Need Advice Influxdb - Telegraf Design

Hi, I’m thinking to monitor more than 500+ servers with telegraf some of them are linux some are windows. Also I have telegraf container instances for plugins like ping, http get requests and sql collector. I’ll then display the data on grafana. Here are my questions

  • Should I create separate databases for linux and windows servers
  • Should I create separate databases for sql, ping and http collectors

I think I should separate 'em because when I query hosts from grafana it’ll return all hosts and some metrics will be empty for some hosts.

Also, any good documents for starters is appreciated.

Hi @Mert, thanks for posting your questions!

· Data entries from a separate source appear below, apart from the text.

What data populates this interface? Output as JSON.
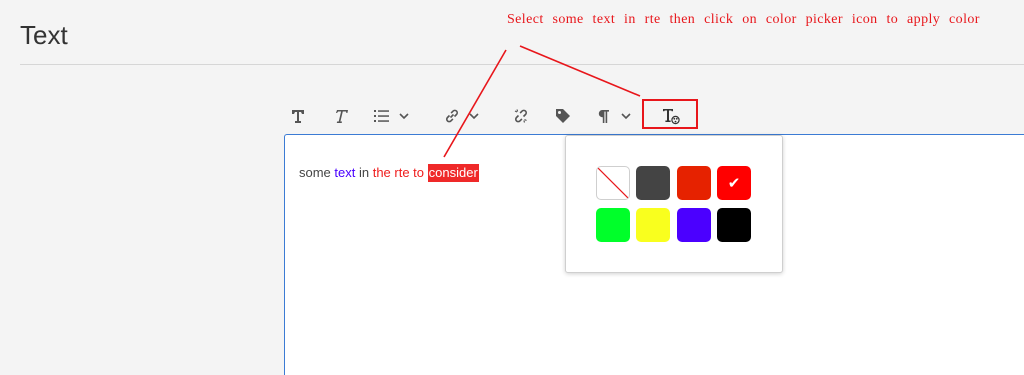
{
  "header": {
    "title": "Text"
  },
  "annotation": {
    "text": "Select some text in rte then click on color picker icon to apply color",
    "color": "#e8161b"
  },
  "toolbar": {
    "items": [
      {
        "name": "bold",
        "icon": "bold-T-icon"
      },
      {
        "name": "italic",
        "icon": "italic-T-icon"
      },
      {
        "name": "list",
        "icon": "list-icon",
        "dropdown": true
      },
      {
        "name": "link",
        "icon": "link-icon",
        "dropdown": true
      },
      {
        "name": "unlink",
        "icon": "unlink-icon"
      },
      {
        "name": "tag",
        "icon": "tag-icon"
      },
      {
        "name": "paragraph",
        "icon": "pilcrow-icon",
        "dropdown": true
      },
      {
        "name": "text-color",
        "icon": "text-color-picker-icon",
        "highlighted": true
      }
    ]
  },
  "editor": {
    "segments": [
      {
        "text": "some ",
        "color": "#444444"
      },
      {
        "text": "text",
        "color": "#4900ff"
      },
      {
        "text": " in ",
        "color": "#444444"
      },
      {
        "text": "the rte to ",
        "color": "#ef1c1c"
      },
      {
        "text": "consider",
        "color": "#ffffff",
        "selected": true,
        "highlight": "#ef2929"
      }
    ]
  },
  "palette": {
    "swatches": [
      {
        "name": "none",
        "color": "none"
      },
      {
        "name": "dark-gray",
        "color": "#444444"
      },
      {
        "name": "orange-red",
        "color": "#e62200"
      },
      {
        "name": "red",
        "color": "#ff0000",
        "checked": true,
        "check": "✔"
      },
      {
        "name": "green",
        "color": "#00ff2a"
      },
      {
        "name": "yellow",
        "color": "#f9ff1e"
      },
      {
        "name": "blue",
        "color": "#4b00ff"
      },
      {
        "name": "black",
        "color": "#000000"
      }
    ]
  }
}
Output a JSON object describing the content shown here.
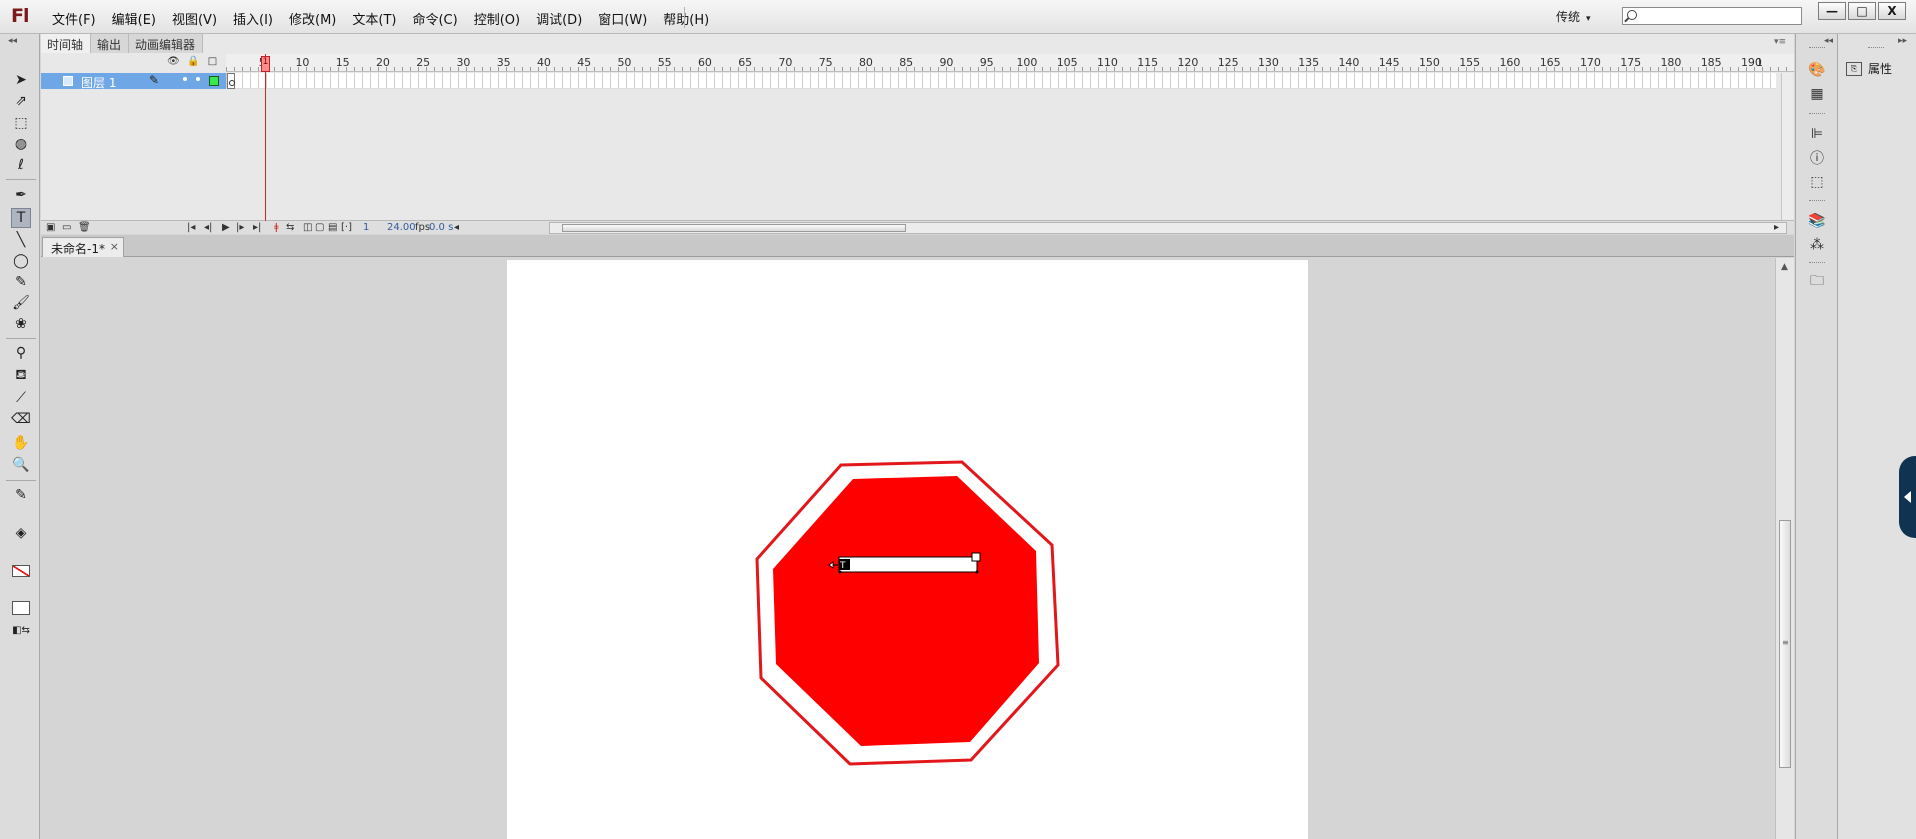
{
  "app": {
    "logo": "Fl"
  },
  "menu": {
    "items": [
      "文件(F)",
      "编辑(E)",
      "视图(V)",
      "插入(I)",
      "修改(M)",
      "文本(T)",
      "命令(C)",
      "控制(O)",
      "调试(D)",
      "窗口(W)",
      "帮助(H)"
    ]
  },
  "workspace": {
    "label": "传统"
  },
  "search": {
    "placeholder": ""
  },
  "window_controls": {
    "minimize": "—",
    "maximize": "□",
    "close": "X"
  },
  "timeline": {
    "tabs": [
      "时间轴",
      "输出",
      "动画编辑器"
    ],
    "ruler_labels": [
      "1",
      "5",
      "10",
      "15",
      "20",
      "25",
      "30",
      "35",
      "40",
      "45",
      "50",
      "55",
      "60",
      "65",
      "70",
      "75",
      "80",
      "85",
      "90",
      "95",
      "100",
      "105",
      "110",
      "115",
      "120",
      "125",
      "130",
      "135",
      "140",
      "145",
      "150",
      "155",
      "160",
      "165",
      "170",
      "175",
      "180",
      "185",
      "190",
      "1"
    ],
    "layer": {
      "name": "图层 1"
    },
    "current_frame": "1",
    "fps": "24.00",
    "fps_unit": "fps",
    "time": "0.0 s"
  },
  "document": {
    "tab_title": "未命名-1*",
    "close": "×"
  },
  "properties": {
    "label": "属性"
  },
  "colors": {
    "sign_red": "#ff0000",
    "sign_border": "#e2171b",
    "layer_highlight": "#6fa6e6"
  },
  "icons": {
    "tools": [
      "selection-arrow-icon",
      "subselection-arrow-icon",
      "free-transform-icon",
      "3d-rotation-icon",
      "lasso-icon",
      "pen-icon",
      "text-tool-icon",
      "line-tool-icon",
      "oval-tool-icon",
      "pencil-tool-icon",
      "brush-tool-icon",
      "deco-tool-icon",
      "bone-tool-icon",
      "paint-bucket-icon",
      "eyedropper-icon",
      "eraser-icon",
      "hand-tool-icon",
      "zoom-tool-icon"
    ]
  }
}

Overall I think your goal here is pretty typical of the workflow for a number of users. The beauty of the telegraf binary is that each of the collection plugins output the same line protocol when sending to influxdb regardless of the OS for the given host. You can also specify custom tags in your modules that you could use as template variables in grafana/chronograf. In this case if you know you’re deploying a telegraf agent on a windows + linux host you might have a custom tag called os=<windows|linux> as necessary and use that as part of your queries.

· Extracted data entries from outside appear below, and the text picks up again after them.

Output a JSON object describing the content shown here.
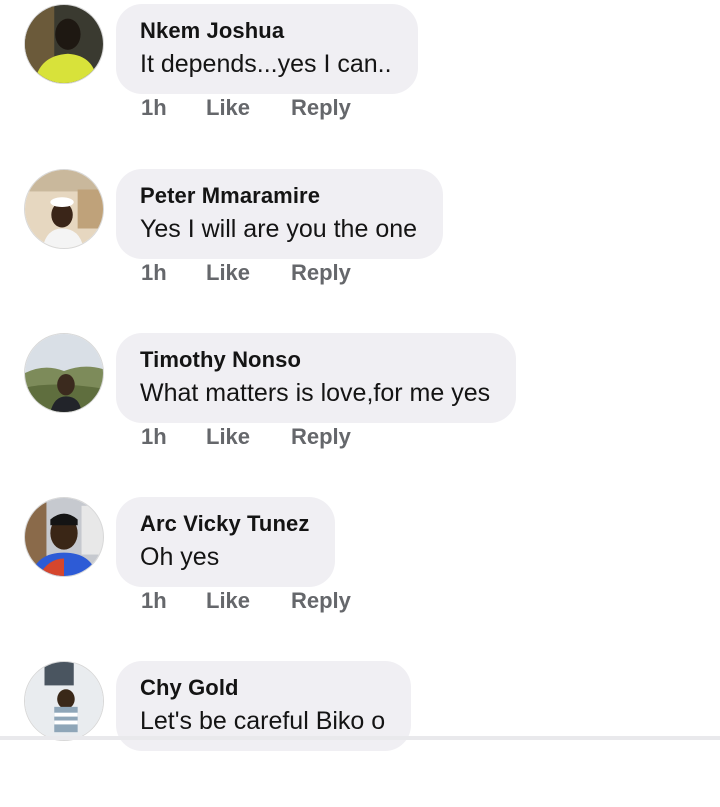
{
  "comments": [
    {
      "name": "Nkem Joshua",
      "text": "It depends...yes I can..",
      "time": "1h",
      "like": "Like",
      "reply": "Reply"
    },
    {
      "name": "Peter Mmaramire",
      "text": "Yes I will are you the one",
      "time": "1h",
      "like": "Like",
      "reply": "Reply"
    },
    {
      "name": "Timothy Nonso",
      "text": "What matters is love,for me yes",
      "time": "1h",
      "like": "Like",
      "reply": "Reply"
    },
    {
      "name": "Arc Vicky Tunez",
      "text": "Oh yes",
      "time": "1h",
      "like": "Like",
      "reply": "Reply"
    },
    {
      "name": "Chy Gold",
      "text": "Let's be careful Biko o",
      "time": "",
      "like": "",
      "reply": ""
    }
  ],
  "colors": {
    "bubble": "#f0eff3",
    "meta": "#65676b",
    "text": "#141414"
  }
}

It usually comes down to personal preference on how to store this into influxdb itself, whether you split into different databases based on your particular needs or keep them in one contiguous unit.

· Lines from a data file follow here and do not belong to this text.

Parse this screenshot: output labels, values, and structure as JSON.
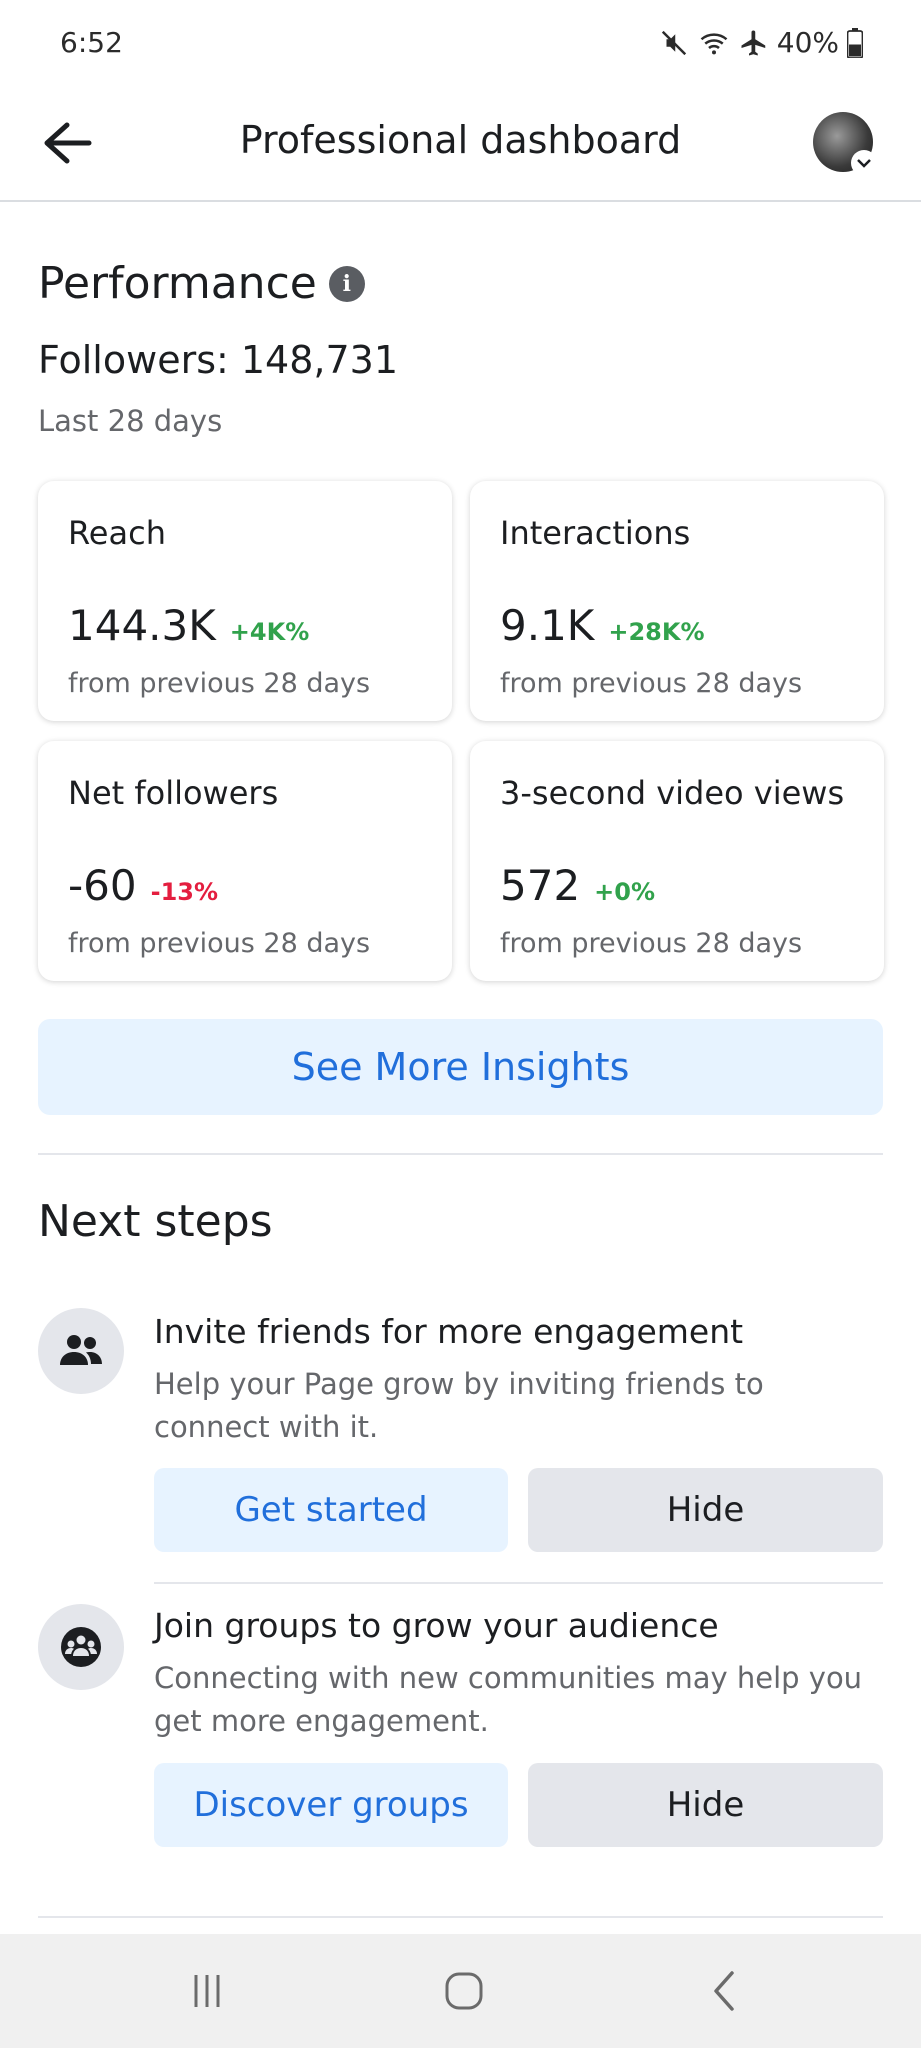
{
  "status_bar": {
    "time": "6:52",
    "battery": "40%"
  },
  "header": {
    "title": "Professional dashboard"
  },
  "performance": {
    "title": "Performance",
    "followers": "Followers: 148,731",
    "period": "Last 28 days",
    "cards": [
      {
        "label": "Reach",
        "value": "144.3K",
        "delta": "+4K%",
        "trend": "up",
        "sub": "from previous 28 days"
      },
      {
        "label": "Interactions",
        "value": "9.1K",
        "delta": "+28K%",
        "trend": "up",
        "sub": "from previous 28 days"
      },
      {
        "label": "Net followers",
        "value": "-60",
        "delta": "-13%",
        "trend": "down",
        "sub": "from previous 28 days"
      },
      {
        "label": "3-second video views",
        "value": "572",
        "delta": "+0%",
        "trend": "up",
        "sub": "from previous 28 days"
      }
    ],
    "insights_button": "See More Insights"
  },
  "next_steps": {
    "title": "Next steps",
    "items": [
      {
        "icon": "people-icon",
        "title": "Invite friends for more engagement",
        "description": "Help your Page grow by inviting friends to connect with it.",
        "primary": "Get started",
        "secondary": "Hide"
      },
      {
        "icon": "groups-icon",
        "title": "Join groups to grow your audience",
        "description": "Connecting with new communities may help you get more engagement.",
        "primary": "Discover groups",
        "secondary": "Hide"
      }
    ]
  },
  "colors": {
    "accent": "#216fdb",
    "accent_bg": "#e7f3ff",
    "positive": "#31a24c",
    "negative": "#e41e3f"
  }
}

While there isn’t any prescription on how best to store this data, some things to keep in mind include:

  1. Retention Policy – think about how long you want to keep data around for in your influxdb instance
  2. Cardinality – a rough estimate of the uniqueness of your data, you’ll want to make sure you don’t define too many measurement + tag + field combinations that would drive your cardinality too high as this would impact query performance
  3. Enabling windows-specific collection agents – there are two plugins that are only capable of collecting on Windows machines, the win_perf_counters and win_services plugins. Following the guide there in the README might give better insight into how to configure your nodes
  4. Use grafana templates – the folks at grafana have a public repo of dashboard templates that might help you get started

Hope that helps to get you going, definitely post back any questions as you get along and let us know what you build!

2 Likes

Hi @sebito91,

Yes, it should be pretty typical. I’m currently testing on a test server by using different databases. I think keeping all in one db should be better, please correct me if there is any disadvantages that comes to your mind.

I believe, I should configure the .conf file like this:

[inputs.system]
   [inputs.system.tags]
     os = "linux"

I’ve read about RPs and Downsampling before. Yet, on my test build I haven’t configured any. Again, thanks for the answer and the links you share. I’ll definitely write back in next days.

1 Like

That certainly looks good to me! You can define tags within each plugin as you’ve done in your example, or in the global tags set at the top of the config file. Either way I think you can find some benefit from that in your queries if you truly want to distinguish between OS hosts.

I’ve set windows_perf_counters plugin to collect windows processes. For only 4 server I’ve around 900 series (server x tag x field) in win_proc measurement. I’m afraid the number will escalate quickly in production and will lead bad performance. I really don’t need to collect all that information for each process yet I need to know the top processes that cause or may cause a bottleneck.

For example, a server was unable to respond today. Metrics showed me that it’s memory and cpu usage went 100% then services stopped responding. I wasn’t able to extract the cause. Therefore, keeping process information is necessary.

How should we handle this kind of trade offs?

I would just look to be careful as your data grows. Running a periodic check on the cardinality will help, but make sure to use the tsi1 instead of inmem store for influxdb! With inmem you’re limited to roughly 1M series before you may start seeing query degradation; using tsi1 that number jumps up dramatically but is not quite unbounded.